None of you got even a little twinge of pride and hope from Obama's speech?

I liked the part where he shouted out his wife. That was genuine. If he let himself be like that more often, I'd like him a lot more. He's way too put together.
posted by scarabic at 11:38 AM on January 5, 2008


Obama winning in a state that's 93 percent white -- that is, in my mind, really something. It looked to me like people looked beyond race (for maybe the first time ever in presidential politics, Jesse Jackson's run notwhithstanding) and saw the person and, to a lesser degree, the message. That spells progress to me, at least in terms of race.

I hope Obama wins it all; he's got my vote if he gets that far. We've had a long sequence of old codgers as president, and I'm ready for someone young(er) to give it a shot. I wouldn't mind Hillary either, though. I have a bit more confidence in her ability to jigger with health care, and it'd be nice for the ultimate sexist glass ceiling to be shattered too. I'd really like to see them both on the same ticket in the general election, but I suspect they're both too much 'alpha dogs' to accept the vice presidency. I have no probs with Edwards either, for that matter. It's a good time to be a liberal; the field seems very strong this year.

Giuliani sure seems to have disappeared from the news. Good. He's a one-trick pony, and his one trick (keeping our cities and country safe) is a trick he apparently does fairly poorly anyway. I do like his socially liberal stances though, especially compared to Huckabee.
posted by jamstigator at 11:43 AM on January 5, 2008


I absolutely cannot believe Huckabee put an INTERNET MEME on stage during his victory speech.
posted by secret about box at 12:14 PM on January 5, 2008


I don't mind admitting Obama's speech stirred me. I do worry for his safety, and that nervousness increases the more successful he is. But I also hear the rumble of history in his campaign, and after eight years of Bush, a lot of us want to believe very, very badly. That's not to be underestimated, a neither is Obama's strong performance among 'independent' voters. Don't know about you, but every Republican I knew in 2000 calls themselves and 'independent' in 2008.

item - Ron Paul won't get the Republican nomination. As much as I would love him to, it won't happen.

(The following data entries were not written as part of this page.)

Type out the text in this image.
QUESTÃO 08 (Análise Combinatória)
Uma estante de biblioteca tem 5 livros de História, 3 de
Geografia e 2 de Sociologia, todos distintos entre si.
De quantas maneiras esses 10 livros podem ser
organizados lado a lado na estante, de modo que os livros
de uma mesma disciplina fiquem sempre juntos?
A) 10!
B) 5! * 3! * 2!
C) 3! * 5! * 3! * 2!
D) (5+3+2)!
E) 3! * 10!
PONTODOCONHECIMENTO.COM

But, keep an eye on Michael Bloomberg and this Independent run for the White House he's considering. Should he decide to go through with it, he'd be a fool not to try and talk Ron Paul into coming along.

Again, I would love to see Paul get the GOP nomination, but I just don't see how that could happen.

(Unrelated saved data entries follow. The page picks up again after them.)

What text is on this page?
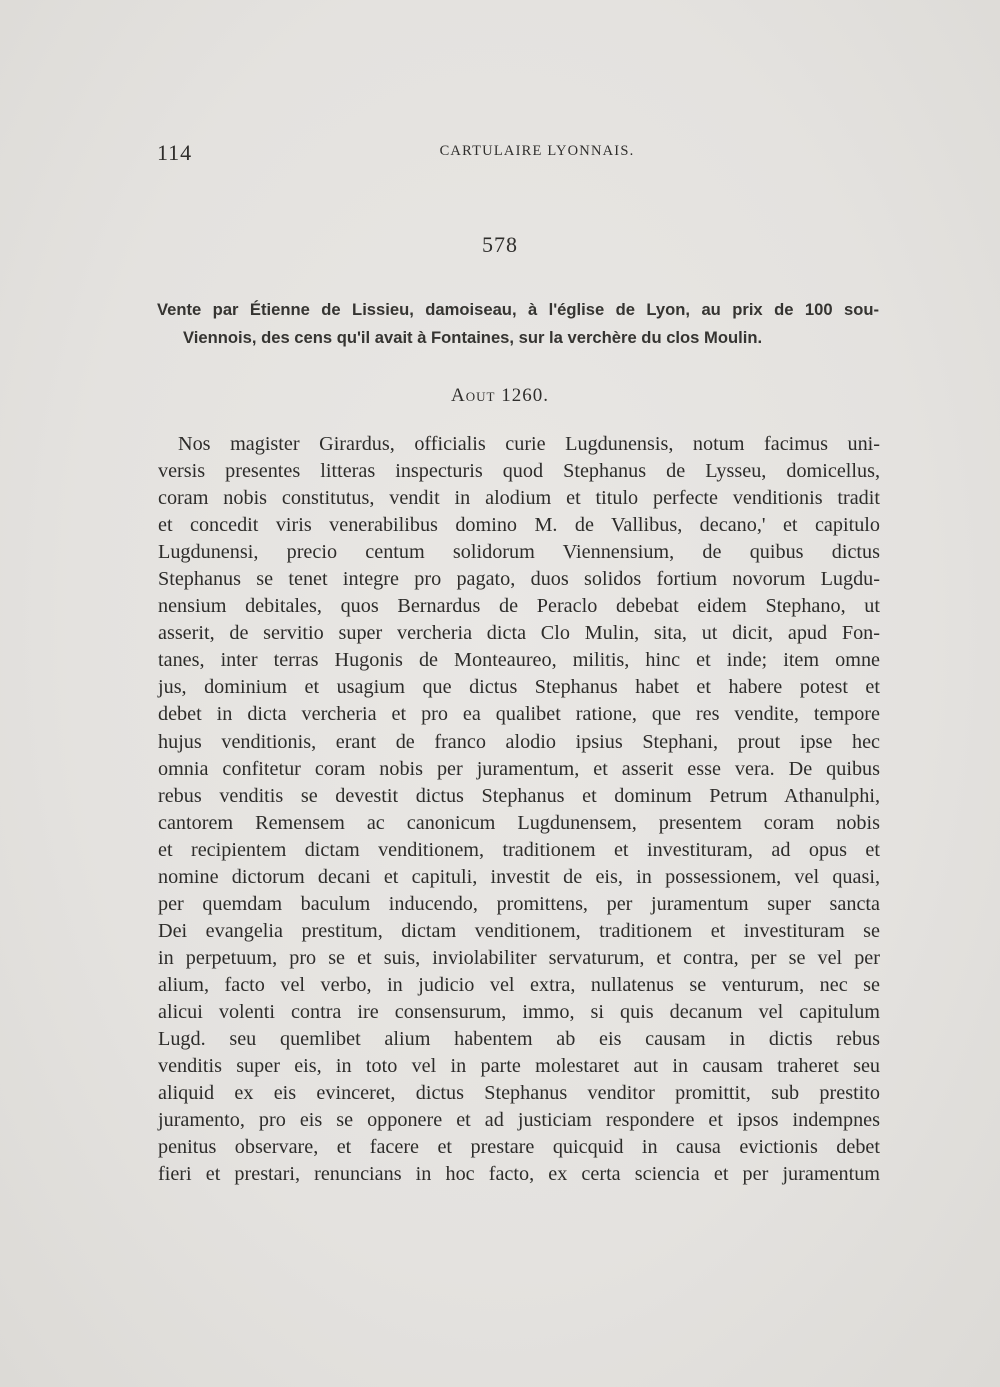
114	CARTULAIRE LYONNAIS.
578
Vente par Étienne de Lissieu, damoiseau, à l'église de Lyon, au prix de 100 sou-
Viennois, des cens qu'il avait à Fontaines, sur la verchère du clos Moulin.
Aout 1260.
Nos magister Girardus, officialis curie Lugdunensis, notum facimus uni-
versis presentes litteras inspecturis quod Stephanus de Lysseu, domicellus,
coram nobis constitutus, vendit in alodium et titulo perfecte venditionis tradit
et concedit viris venerabilibus domino M. de Vallibus, decano,' et capitulo
Lugdunensi, precio centum solidorum Viennensium, de quibus dictus
Stephanus se tenet integre pro pagato, duos solidos fortium novorum Lugdu-
nensium debitales, quos Bernardus de Peraclo debebat eidem Stephano, ut
asserit, de servitio super vercheria dicta Clo Mulin, sita, ut dicit, apud Fon-
tanes, inter terras Hugonis de Monteaureo, militis, hinc et inde; item omne
jus, dominium et usagium que dictus Stephanus habet et habere potest et
debet in dicta vercheria et pro ea qualibet ratione, que res vendite, tempore
hujus venditionis, erant de franco alodio ipsius Stephani, prout ipse hec
omnia confitetur coram nobis per juramentum, et asserit esse vera. De quibus
rebus venditis se devestit dictus Stephanus et dominum Petrum Athanulphi,
cantorem Remensem ac canonicum Lugdunensem, presentem coram nobis
et recipientem dictam venditionem, traditionem et investituram, ad opus et
nomine dictorum decani et capituli, investit de eis, in possessionem, vel quasi,
per quemdam baculum inducendo, promittens, per juramentum super sancta
Dei evangelia prestitum, dictam venditionem, traditionem et investituram se
in perpetuum, pro se et suis, inviolabiliter servaturum, et contra, per se vel per
alium, facto vel verbo, in judicio vel extra, nullatenus se venturum, nec se
alicui volenti contra ire consensurum, immo, si quis decanum vel capitulum
Lugd. seu quemlibet alium habentem ab eis causam in dictis rebus
venditis super eis, in toto vel in parte molestaret aut in causam traheret seu
aliquid ex eis evinceret, dictus Stephanus venditor promittit, sub prestito
juramento, pro eis se opponere et ad justiciam respondere et ipsos indempnes
penitus observare, et facere et prestare quicquid in causa evictionis debet
fieri et prestari, renuncians in hoc facto, ex certa sciencia et per juramentum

jamstigator - Giuliani is out of the news just now because he's hanging back in South Carolina and Florida, hoping to win big there. There's an awful lot of New York expats in Florida, so it could be a smart move. Now, if they're expats who liked Giuliani's run as mayor remains to be seen.

Just caught Giuliani on the news at a New Hampshire event. Anyone want to guess what single day of his mayoral experience that weasel cited as a reason to vote for him?
posted by EatTheWeek at 12:29 PM on January 5, 2008


Giuliani is out of the news just now because he's hanging back

I don't get this on two counts:

1) Isn't there time to campaign in every place you need to? Maybe not but I don't know very much about it and it seems crazy to step back and give your opponents this kind of press.

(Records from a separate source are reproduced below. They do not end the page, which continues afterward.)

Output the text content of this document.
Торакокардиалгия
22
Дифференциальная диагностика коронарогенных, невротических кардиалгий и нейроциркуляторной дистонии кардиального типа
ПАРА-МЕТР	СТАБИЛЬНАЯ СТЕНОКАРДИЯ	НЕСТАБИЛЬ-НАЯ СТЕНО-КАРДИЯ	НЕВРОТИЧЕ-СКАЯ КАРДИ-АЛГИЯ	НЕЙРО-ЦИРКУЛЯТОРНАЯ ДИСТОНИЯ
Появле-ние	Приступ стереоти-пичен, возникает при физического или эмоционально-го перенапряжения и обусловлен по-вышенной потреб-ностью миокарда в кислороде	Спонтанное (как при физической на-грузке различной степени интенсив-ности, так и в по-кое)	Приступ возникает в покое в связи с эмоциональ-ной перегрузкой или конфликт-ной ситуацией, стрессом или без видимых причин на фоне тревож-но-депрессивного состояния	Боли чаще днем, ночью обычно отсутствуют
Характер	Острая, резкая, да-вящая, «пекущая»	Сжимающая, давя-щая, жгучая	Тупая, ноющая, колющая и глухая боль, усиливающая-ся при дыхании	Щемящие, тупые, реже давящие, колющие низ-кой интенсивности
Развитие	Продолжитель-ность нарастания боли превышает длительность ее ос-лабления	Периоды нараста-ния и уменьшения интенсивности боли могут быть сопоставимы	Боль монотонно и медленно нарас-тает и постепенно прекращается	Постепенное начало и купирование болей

2) Even if Giuliani hasn't visited Iowa, stepped out of a train and kissed some babies, yadda yadda, isn't he still the national leader in the polls? How could he fare THIS poorly, just for a lack of timely, local campaigning? Does the frikkin' road trup bullshit really make that much difference?
posted by scarabic at 12:57 PM on January 5, 2008


scarabic - my guess is that he didn't like his chances in Iowa or New Hampshire, and thus decided to get started early working on some of the later primary states, so that he could make a stand in those races without a proper 'loss' on his scorecard - I don't think he made any concession speeches after Iowa - certainly none that were aired here in Washington State. The Giuliani campaign is basically treating Iowa like it doesn't matter, and spent very little energy on it.

That said, I was delighted to see Ron Paul beat him out.
posted by EatTheWeek at 1:13 PM on January 5, 2008


In other news, Bill O'Reilly gets beat down by the Secret Service.